Never Waste a Perfectly Good Injury




Sooner or later it's going to happen. Things are rocking along smoothly. Your fitness journey is progressing, your job is going well, your new girlfriend is supper hot. Then BAM!

Some body part decides to break or strain. Or you step off a curb and roll your ankle with a loud "pop" (Been there, done that) or you tear a quad while moving a large flower pot for your wife.(seen that). Or you (stupidly) miss the safety catch on the leg press and crack a rib. (done that too)

So what happens next?

 Will you lie on the sofa with an orange cloud of Cheeto dust swirling around your head, feeling sorry for yourself, or find a way to turn it into an opportunity?

There are ways to turn an injury into an opportunity. Scientist call growth from adversity "adversarial growth".

Face the fact that, once an injury occurs, there's nothing you can do about it. Sitting around feeling sorry for yourself and dwelling on your bad luck isn't going to do a damn thing for you. Find a way to make the best of it.

Assuming you do all the right things medically, healing will take as long as takes. It takes patience. But let's talk about exercising some "aggressive patience".

Aggressive patience is being patient enough to allow the injury time to heal properly but being aggressive in what we do while nature takes its course.

Review what happened to cause the injury

  1. Did you re-injure an area that had been injured before?
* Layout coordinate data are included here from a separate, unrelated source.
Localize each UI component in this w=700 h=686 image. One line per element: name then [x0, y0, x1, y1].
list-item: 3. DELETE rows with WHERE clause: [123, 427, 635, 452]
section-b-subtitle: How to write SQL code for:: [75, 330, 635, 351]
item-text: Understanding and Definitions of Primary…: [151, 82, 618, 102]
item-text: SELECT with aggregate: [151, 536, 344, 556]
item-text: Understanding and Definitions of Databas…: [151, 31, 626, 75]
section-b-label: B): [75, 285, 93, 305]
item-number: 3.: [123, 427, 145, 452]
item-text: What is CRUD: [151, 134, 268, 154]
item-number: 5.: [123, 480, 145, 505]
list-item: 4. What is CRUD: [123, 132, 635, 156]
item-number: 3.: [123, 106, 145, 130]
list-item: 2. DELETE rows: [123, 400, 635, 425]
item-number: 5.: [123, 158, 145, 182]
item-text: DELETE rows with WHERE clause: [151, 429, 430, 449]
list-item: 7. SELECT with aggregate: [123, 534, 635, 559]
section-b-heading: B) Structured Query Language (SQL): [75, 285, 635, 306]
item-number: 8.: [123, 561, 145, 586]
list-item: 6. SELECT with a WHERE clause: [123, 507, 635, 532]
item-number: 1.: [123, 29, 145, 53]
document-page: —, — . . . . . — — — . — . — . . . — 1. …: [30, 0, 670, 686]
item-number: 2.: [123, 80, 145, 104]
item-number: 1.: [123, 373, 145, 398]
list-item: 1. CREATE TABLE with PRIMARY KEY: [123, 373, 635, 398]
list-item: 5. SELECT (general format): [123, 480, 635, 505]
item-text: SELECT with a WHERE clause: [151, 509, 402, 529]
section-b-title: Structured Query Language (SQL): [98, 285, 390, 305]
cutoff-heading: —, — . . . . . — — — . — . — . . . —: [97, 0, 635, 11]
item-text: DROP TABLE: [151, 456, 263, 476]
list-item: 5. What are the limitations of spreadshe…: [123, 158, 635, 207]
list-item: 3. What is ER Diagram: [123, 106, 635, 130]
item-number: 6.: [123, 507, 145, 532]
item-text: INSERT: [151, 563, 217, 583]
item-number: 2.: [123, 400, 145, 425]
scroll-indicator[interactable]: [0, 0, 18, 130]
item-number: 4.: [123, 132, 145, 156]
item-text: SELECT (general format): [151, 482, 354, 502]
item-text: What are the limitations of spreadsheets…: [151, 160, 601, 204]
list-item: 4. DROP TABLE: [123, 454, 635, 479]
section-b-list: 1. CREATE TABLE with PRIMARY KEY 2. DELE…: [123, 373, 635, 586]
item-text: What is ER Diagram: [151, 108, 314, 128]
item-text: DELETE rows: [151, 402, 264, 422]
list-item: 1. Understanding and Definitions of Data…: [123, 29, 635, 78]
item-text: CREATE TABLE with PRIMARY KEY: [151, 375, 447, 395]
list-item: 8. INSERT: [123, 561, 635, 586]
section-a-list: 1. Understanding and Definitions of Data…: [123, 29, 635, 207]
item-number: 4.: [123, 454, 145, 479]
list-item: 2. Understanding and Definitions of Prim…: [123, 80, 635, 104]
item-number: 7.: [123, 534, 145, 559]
Did you come back too soon after the previous injury? Did you do all the rehab exercises you were told to do and do them long enough?
  2. Has this been a chronic problem? If so, are you over-training, using poor form or allowing enough rest and recovery time?
Other suggestions

  1. If you have an upper body injury take the opportunity to work on those skinny legs. I'll wager that 70% of you have been skipping some leg days.
  2. If you have lower body injury use the time to work on those lagging upper body muscle groups. At least 50% of you will have back muscles that could use a lot of work.(even if they don't show in the mirror)
  3. How's your conditioning? Are some of your lifts limited because you don't have the stamina you need? Lack of proper conditioning may be limiting your gains. Work on it.
  4. Unilateral training. (Training only one arm or one leg, for example) Unilateral training carries a huge bonus--training unilaterally with the non-injured limb has been been proven to minimize muscle and strength loss in the other (injured) limb.
  5. If you are severely limited in physical activity use the time to learn something. Study, tweak you programming, rethink your goals and lay out a detailed plan to reach them. 
  6. Find out all you can about rehab of your particular injury and put it into practice.
  7. Stay as active as possible even if you are very limited in what you can do.
  8. Keep your nutrition plan on point (while allowing for the reduced activity levels)
If you read yesterday's article you know I recently came off a 10 week medical layoff. I was extremely limited in almost any form of activity. But, to be honest, I could have been more active than I was. I had little appetite. But again, I could have managed my nutrition better. Both would have made recovery much easier.

About all I did right was learn all I could about my condition and plan out my program so that I could get back to my former strength and muscle mass as soon as possible.